公の紙媒体に声をかけていただき寄稿したこと、本を読んでくださるかたがいたこと、とりあげてもらえたこと、いままで周辺にいなかった現代詩のプロパーである書き手、編集、研究者のかたがたとお話しできたこと、これがとてもうれしかった。
そして何年来もあたためてきた(ひとりではどうにもできなかった)リーディング・パフォーマンス〈ヒガヨン・セラ〉を公演できたこと、もちろん敬愛する詩人のおひとりである藤原安紀子さんとご一緒できたこと、お茶をお酒を飲んだこと、いろんな放言をして笑ったこと、アイディアを一緒に詰めたことは忘れられない事件でした。
幸いなことに来年も〈ヒガヨン・セラ〉を公演する予定がたち、ますます楽しみが広がっています。

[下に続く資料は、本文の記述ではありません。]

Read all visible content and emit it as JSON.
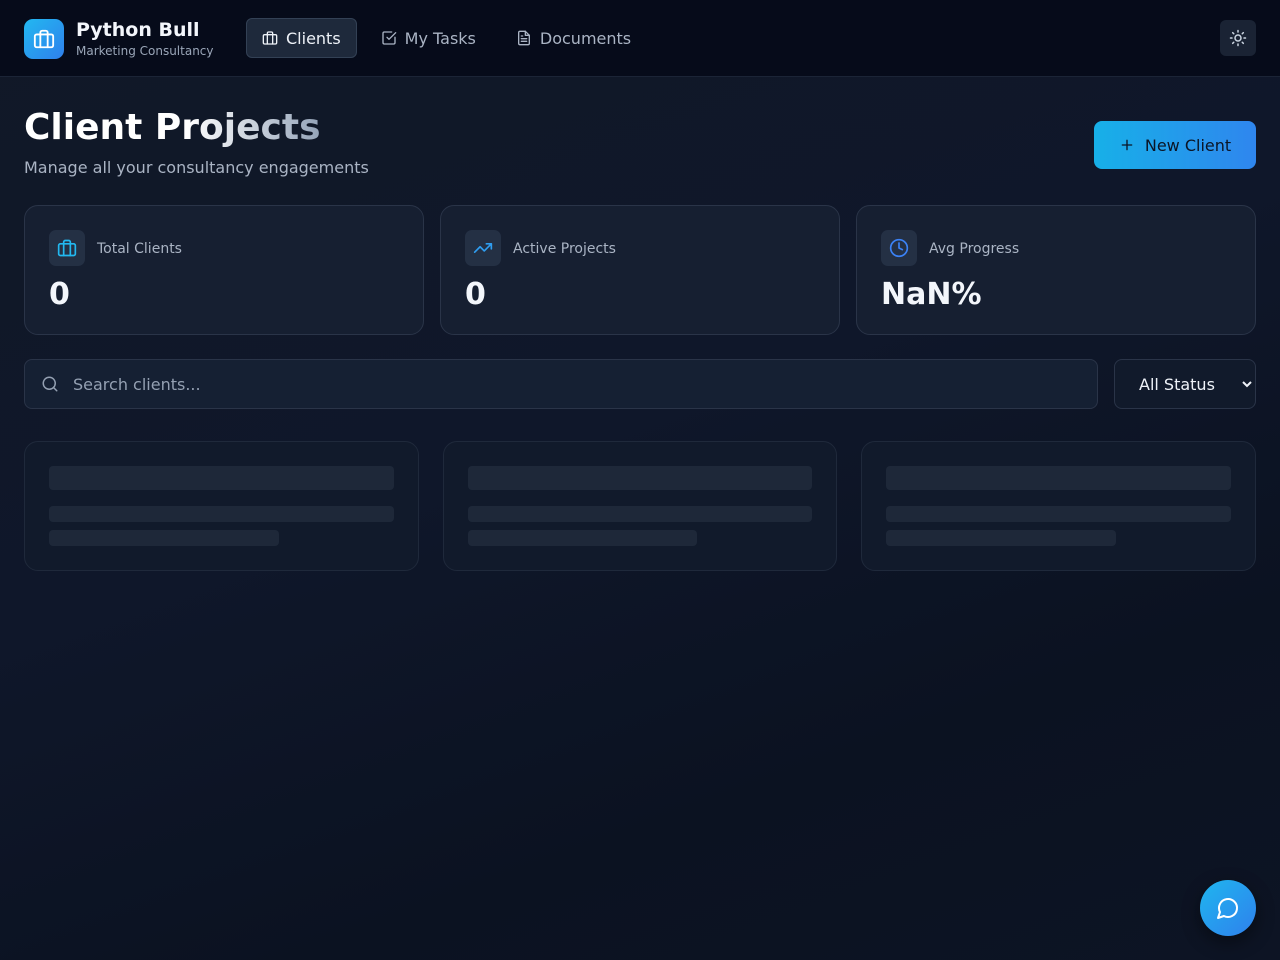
{
  "brand": {
    "name": "Python Bull",
    "subtitle": "Marketing Consultancy",
    "logo_icon": "briefcase-icon"
  },
  "nav": [
    {
      "label": "Clients",
      "icon": "briefcase-icon",
      "active": true
    },
    {
      "label": "My Tasks",
      "icon": "square-check-icon",
      "active": false
    },
    {
      "label": "Documents",
      "icon": "file-text-icon",
      "active": false
    }
  ],
  "theme_toggle": {
    "icon": "sun-icon"
  },
  "header": {
    "title": "Client Projects",
    "subtitle": "Manage all your consultancy engagements"
  },
  "new_client_button": {
    "label": "New Client",
    "icon": "plus-icon"
  },
  "stats": [
    {
      "label": "Total Clients",
      "value": "0",
      "icon": "briefcase-icon"
    },
    {
      "label": "Active Projects",
      "value": "0",
      "icon": "trending-up-icon"
    },
    {
      "label": "Avg Progress",
      "value": "NaN%",
      "icon": "clock-icon"
    }
  ],
  "search": {
    "placeholder": "Search clients...",
    "value": ""
  },
  "status_filter": {
    "selected": "All Status"
  },
  "skeleton_cards": 3,
  "chat_button": {
    "icon": "message-circle-icon"
  },
  "colors": {
    "accent": "#1fb6ee",
    "accent_end": "#2f80ed",
    "background": "#0f172a",
    "card": "#161f31",
    "topbar": "#060b1a"
  }
}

来たる二〇二〇年も半径二メートル以内のことをきっちりやりながら、地道に楽しもう、生き延びようと思います。
これ以上はまとまりなく書いてしまいそう(そうでなくともわたしの文章は筋がない)なので、大晦日らしく中原中也の詩篇を引きます。
みなさま、佳いお年をお迎えくださいませ。
除夜の鐘
除夜の鐘は暗い遠いい空で鳴る。
千万年も、古びた夜の空気を顫はし、
除夜の鐘は暗い遠いい空で鳴る。
それは寺院の森の霧つた空……
そのあたりで鳴つて、そしてそこから響いて来る。
それは寺院の森の霧つた空……
その時子供は父母の膝下で蕎麦を食うべ、
その時銀座はいつぱいの人出、浅草もいつぱいの人出、
その時子供は父母の膝下で蕎麦を食うべ。
その時銀座はいつぱいの人出、浅草もいつぱいの人出。
その時囚人は、どんな心持だらう、どんな心持だらう、
その時銀座はいつぱいの人出、浅草もいつぱいの人出。
除夜の鐘は暗い遠いい空で鳴る。
千万年も、古びた夜の空気を顫はし、
除夜の鐘は暗い遠いい空で鳴る。
(わたしが現代詩に見ているものはこのような〈変化メタモルフォーゼ〉なのではないかな、と思い至れたことはこんご都市を何度変えても大事にします。)